Na Athene moeten Gevaert en Diels hun doelstellingen bijsturen, geeft de trainer toe : “Kim heeft het potentieel voor een medaille, ze is klaar om hoger te mikken. Als je een finale haalt en ziet welke tijden ze in de reeksen en halve finale liep, kan ze dat. Daar gaan we nu voor. We steken niet onder stoelen of banken dat we ambities hebben, maar waarom moet dat altijd met grote woorden naar voren gebracht worden ?” Bij Kim geen gebluf zoals bij de Amerikaanse mannelijke sprinters, die zelfs niet hijgen van vermoeidheid om indruk te maken.

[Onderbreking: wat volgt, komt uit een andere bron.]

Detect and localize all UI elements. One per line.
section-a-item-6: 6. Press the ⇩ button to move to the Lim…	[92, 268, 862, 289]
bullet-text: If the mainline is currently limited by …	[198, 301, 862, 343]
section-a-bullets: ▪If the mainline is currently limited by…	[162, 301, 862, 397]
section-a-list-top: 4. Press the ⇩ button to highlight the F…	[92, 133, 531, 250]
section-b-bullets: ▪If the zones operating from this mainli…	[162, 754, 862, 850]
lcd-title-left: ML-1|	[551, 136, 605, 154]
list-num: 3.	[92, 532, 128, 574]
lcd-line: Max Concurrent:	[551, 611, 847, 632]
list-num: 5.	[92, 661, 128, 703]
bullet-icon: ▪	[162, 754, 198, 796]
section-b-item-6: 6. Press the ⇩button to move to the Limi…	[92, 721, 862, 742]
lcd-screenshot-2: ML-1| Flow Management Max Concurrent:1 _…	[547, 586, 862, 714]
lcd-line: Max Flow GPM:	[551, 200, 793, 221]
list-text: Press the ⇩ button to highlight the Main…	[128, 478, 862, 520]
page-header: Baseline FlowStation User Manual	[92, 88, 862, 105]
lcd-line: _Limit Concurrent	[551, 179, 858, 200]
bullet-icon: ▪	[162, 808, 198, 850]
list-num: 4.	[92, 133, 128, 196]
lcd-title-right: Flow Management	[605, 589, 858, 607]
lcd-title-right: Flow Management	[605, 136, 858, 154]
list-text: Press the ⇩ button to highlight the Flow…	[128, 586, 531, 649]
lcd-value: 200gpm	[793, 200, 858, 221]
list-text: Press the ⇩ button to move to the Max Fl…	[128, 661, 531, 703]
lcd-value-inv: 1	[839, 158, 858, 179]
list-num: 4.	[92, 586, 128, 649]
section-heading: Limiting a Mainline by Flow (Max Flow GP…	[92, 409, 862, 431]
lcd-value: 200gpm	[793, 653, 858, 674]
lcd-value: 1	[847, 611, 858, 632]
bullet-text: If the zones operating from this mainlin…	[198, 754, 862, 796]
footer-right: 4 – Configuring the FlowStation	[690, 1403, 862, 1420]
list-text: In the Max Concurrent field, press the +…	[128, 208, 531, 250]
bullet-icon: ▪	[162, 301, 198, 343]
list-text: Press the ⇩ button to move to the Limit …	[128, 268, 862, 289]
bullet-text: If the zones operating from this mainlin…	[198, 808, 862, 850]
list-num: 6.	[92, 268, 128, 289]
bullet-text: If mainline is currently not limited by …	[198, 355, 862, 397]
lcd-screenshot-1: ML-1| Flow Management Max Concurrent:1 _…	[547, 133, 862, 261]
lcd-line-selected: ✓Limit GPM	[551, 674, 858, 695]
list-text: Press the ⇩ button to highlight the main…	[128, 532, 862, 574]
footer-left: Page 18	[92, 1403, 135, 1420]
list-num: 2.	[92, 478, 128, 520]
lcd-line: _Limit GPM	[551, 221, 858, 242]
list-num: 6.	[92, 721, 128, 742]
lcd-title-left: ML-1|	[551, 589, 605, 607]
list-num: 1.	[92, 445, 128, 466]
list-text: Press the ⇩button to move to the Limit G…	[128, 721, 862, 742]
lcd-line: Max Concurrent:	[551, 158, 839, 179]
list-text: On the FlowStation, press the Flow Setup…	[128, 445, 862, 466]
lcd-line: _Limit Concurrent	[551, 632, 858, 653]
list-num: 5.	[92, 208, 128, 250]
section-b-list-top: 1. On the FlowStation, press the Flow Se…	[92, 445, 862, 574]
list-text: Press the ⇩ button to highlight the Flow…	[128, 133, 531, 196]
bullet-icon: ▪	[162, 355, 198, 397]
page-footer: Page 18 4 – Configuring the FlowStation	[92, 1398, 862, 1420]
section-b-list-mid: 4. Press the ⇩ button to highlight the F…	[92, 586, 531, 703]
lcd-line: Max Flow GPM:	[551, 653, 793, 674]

Kim, weet Diels, is een wedstrijdloopster. “Zij kan het op de baan afmaken, zonder arrogant te zijn of een grote bek op te zetten. Kim heeft niet de behoefte om op te vallen met een verhaal waar iedereen van achterover valt. In Athene warmde zij zich altijd op in de indoorhal, terwijl anderen op de buitenbaan wat show opvoerden. Ze denkt daar het hare van, ze kijkt er doorheen. Ze is veel te intelligent om daar in te trappen.” door Geert Foutré

Geert Foutré

‘Hier was het deelnemersveld nog altijd zwaar, maar ze liepen wel menselijke tijden.’ (Rudi Diels)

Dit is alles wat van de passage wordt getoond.